The founder of the Public School System in Brownsville, also founded the Public Library System in the city. A collection that moved from place to place until it finally found a home.
Today it’s part of the Brownsville Fire Department, but nearly one hundred years ago, it was the product of years of hard work and dedication from a group of people who wanted the city to grow and learn.
As Brownsville moved into the 19th century, the only library available was from the business office of a pioneer in Brownsville and South Texas history.
“We go back just to the turn of the century 1895 or so the only library that Brownsville had was the personal library of Captain William Kelly, a steam boat captain in Brownsville,” said Eugene Fernandez, Commissioner of the Cameron County Historical Commission.
But as years passed, a group of women, known as the Learner’s Club, believed the city needed more. So they went on a mission to establish a public library for Brownsville.
Which resulted in a home in 1910 in the Stegman building for six years, when it moved to the Brownsville Herald Building, and then to Market Square, until it finally found its own location, a stand-alone library located on East Adams and 10th street.
The library remained there until 1954, when Jacob Brown Auditorium Complex opened, and a space was created in the name of “The Zachary Taylor Library, and then the Arnulfo Oliveira Memorial Library at Texas Southmost College.

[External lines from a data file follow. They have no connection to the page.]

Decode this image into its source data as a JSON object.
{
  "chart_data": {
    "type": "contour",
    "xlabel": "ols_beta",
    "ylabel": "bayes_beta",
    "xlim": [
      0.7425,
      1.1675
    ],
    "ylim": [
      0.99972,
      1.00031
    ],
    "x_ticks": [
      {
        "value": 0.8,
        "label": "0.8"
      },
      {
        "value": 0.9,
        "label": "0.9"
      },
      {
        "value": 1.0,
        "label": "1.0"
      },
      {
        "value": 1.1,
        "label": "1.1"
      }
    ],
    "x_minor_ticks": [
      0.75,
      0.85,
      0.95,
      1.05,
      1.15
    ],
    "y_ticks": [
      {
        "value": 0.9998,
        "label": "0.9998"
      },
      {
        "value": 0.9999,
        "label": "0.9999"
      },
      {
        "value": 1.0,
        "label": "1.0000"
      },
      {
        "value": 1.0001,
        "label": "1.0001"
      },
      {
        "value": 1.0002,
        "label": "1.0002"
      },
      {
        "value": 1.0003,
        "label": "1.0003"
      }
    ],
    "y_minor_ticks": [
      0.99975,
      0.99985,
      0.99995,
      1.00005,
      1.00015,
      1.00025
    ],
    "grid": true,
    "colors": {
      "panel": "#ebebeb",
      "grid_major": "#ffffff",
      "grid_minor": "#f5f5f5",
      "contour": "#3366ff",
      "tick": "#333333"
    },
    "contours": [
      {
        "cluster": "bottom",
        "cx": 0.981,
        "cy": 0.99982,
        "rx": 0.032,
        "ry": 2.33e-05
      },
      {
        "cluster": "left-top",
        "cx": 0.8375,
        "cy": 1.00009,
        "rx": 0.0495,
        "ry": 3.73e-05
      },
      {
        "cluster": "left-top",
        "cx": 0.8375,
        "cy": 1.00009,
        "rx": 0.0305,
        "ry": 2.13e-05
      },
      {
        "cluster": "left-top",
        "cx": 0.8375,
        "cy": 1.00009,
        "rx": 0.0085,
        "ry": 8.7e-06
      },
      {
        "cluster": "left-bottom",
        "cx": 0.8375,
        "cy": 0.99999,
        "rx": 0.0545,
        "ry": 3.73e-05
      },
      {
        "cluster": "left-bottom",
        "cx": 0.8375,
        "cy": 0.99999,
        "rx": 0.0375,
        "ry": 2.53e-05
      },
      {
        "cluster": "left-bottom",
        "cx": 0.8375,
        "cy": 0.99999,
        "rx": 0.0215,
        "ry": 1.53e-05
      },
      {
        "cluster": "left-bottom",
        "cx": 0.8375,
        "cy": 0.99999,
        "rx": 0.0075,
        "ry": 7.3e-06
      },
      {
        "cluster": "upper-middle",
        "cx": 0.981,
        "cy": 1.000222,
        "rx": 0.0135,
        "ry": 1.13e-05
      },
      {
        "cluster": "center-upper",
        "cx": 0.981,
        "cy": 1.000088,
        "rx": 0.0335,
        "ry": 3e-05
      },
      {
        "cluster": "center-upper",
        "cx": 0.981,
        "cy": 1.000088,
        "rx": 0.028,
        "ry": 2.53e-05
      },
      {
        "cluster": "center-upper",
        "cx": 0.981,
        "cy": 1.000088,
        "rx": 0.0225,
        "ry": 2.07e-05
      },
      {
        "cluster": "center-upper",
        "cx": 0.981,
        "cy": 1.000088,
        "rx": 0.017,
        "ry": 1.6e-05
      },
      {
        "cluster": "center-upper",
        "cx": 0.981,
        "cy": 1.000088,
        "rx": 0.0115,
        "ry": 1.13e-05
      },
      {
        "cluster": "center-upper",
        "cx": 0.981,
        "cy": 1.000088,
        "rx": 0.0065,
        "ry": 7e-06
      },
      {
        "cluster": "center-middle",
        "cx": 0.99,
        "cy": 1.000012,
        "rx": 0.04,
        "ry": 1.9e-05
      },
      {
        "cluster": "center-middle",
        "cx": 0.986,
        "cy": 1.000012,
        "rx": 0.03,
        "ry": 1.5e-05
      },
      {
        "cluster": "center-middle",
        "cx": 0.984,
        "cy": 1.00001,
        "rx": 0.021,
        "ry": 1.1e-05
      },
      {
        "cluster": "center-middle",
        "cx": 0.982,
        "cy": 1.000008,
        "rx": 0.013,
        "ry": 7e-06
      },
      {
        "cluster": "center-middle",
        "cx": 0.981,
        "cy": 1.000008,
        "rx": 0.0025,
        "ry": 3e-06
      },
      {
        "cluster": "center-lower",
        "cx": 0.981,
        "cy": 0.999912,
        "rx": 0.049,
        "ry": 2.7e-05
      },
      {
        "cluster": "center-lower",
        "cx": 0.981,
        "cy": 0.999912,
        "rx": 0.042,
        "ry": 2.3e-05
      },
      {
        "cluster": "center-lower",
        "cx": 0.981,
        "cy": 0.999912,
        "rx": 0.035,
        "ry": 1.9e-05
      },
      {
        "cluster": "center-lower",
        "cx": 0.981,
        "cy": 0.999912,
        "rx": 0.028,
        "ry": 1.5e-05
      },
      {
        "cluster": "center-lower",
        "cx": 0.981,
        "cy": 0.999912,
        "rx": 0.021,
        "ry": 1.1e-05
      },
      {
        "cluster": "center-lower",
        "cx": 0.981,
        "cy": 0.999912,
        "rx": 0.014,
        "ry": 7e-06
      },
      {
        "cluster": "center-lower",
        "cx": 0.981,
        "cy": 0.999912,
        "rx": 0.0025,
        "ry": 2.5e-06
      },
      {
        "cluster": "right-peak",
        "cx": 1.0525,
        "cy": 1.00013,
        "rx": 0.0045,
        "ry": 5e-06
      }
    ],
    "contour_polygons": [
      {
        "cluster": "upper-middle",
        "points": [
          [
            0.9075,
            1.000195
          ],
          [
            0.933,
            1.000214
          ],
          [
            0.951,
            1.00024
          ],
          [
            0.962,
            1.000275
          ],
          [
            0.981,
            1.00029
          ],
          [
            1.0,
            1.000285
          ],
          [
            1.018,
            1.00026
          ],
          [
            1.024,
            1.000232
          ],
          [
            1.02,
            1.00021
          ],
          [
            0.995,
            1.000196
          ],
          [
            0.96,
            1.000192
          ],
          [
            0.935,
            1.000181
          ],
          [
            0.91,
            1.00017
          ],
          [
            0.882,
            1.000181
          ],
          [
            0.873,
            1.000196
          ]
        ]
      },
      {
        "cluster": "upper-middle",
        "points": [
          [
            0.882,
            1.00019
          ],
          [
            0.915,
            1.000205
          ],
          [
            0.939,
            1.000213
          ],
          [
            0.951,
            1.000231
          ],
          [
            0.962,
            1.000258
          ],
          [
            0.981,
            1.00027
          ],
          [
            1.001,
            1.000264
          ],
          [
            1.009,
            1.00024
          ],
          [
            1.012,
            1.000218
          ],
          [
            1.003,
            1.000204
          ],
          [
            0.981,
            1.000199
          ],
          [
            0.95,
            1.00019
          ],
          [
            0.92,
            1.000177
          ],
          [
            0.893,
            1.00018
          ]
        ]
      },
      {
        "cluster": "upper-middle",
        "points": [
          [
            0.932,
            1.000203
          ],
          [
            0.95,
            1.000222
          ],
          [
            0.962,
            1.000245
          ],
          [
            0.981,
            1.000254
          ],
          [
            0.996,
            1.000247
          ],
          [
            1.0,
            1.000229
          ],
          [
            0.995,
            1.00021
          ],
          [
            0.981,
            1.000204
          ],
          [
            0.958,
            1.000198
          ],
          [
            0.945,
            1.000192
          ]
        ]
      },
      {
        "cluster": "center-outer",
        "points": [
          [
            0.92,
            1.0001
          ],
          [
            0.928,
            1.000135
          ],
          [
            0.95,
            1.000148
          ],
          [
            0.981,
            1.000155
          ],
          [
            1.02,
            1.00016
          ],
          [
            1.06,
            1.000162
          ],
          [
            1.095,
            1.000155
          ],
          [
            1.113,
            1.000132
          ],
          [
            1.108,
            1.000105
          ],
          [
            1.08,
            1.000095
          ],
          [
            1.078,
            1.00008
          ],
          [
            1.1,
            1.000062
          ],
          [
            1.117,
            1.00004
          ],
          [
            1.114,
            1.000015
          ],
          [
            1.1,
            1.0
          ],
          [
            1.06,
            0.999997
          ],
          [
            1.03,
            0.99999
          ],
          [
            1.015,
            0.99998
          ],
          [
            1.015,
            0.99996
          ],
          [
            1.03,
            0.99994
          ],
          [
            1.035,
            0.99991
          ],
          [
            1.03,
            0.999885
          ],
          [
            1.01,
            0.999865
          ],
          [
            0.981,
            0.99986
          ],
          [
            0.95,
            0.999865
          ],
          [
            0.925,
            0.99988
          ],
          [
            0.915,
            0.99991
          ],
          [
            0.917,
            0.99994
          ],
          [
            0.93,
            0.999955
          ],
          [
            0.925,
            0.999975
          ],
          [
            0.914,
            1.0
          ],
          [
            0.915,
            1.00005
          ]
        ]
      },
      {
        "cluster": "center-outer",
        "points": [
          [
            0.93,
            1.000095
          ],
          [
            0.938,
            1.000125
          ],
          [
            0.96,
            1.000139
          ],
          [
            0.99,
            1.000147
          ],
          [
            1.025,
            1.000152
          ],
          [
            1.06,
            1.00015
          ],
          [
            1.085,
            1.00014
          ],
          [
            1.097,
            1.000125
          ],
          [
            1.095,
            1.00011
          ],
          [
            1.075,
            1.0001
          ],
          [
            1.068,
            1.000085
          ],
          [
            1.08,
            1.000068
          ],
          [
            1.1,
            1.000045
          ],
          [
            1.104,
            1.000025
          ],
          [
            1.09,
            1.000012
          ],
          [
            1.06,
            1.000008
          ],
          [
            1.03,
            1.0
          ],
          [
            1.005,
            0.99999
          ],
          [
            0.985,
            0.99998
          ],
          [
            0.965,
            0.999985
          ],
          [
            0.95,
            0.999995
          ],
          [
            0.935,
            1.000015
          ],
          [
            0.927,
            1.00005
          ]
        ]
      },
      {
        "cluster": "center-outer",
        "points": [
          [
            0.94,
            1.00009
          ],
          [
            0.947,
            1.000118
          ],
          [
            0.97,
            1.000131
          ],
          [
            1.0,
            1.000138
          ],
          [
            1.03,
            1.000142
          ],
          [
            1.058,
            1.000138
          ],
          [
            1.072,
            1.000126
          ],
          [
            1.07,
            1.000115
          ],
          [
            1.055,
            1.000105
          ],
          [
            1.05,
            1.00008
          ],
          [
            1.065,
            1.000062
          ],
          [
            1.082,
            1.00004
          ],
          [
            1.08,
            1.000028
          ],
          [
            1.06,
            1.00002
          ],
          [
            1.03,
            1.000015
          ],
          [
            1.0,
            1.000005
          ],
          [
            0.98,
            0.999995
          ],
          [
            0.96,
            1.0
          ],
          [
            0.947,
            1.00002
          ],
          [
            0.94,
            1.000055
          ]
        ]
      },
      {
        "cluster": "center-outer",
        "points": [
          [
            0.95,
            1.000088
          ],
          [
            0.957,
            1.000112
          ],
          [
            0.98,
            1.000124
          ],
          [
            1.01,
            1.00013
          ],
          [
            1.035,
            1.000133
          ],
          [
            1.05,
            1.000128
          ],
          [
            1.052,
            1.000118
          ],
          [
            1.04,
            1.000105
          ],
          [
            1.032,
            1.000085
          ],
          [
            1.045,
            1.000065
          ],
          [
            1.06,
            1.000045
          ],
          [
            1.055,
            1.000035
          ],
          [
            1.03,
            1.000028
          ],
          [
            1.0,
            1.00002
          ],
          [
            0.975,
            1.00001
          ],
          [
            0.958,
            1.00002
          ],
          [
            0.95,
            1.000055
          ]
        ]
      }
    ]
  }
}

Today, the city’s public library is now in two expansive locations, where residents can seek out the information and education they need.
“It’s a collection of knowledge of humanity so you can see why Brownsville throughout all of this evolutionary process was bent upon having a library to serve its public,” Fernandez said.
The Learners Club still exists and continues to support the Brownsville Public Library System by donating funds, books and historical maps.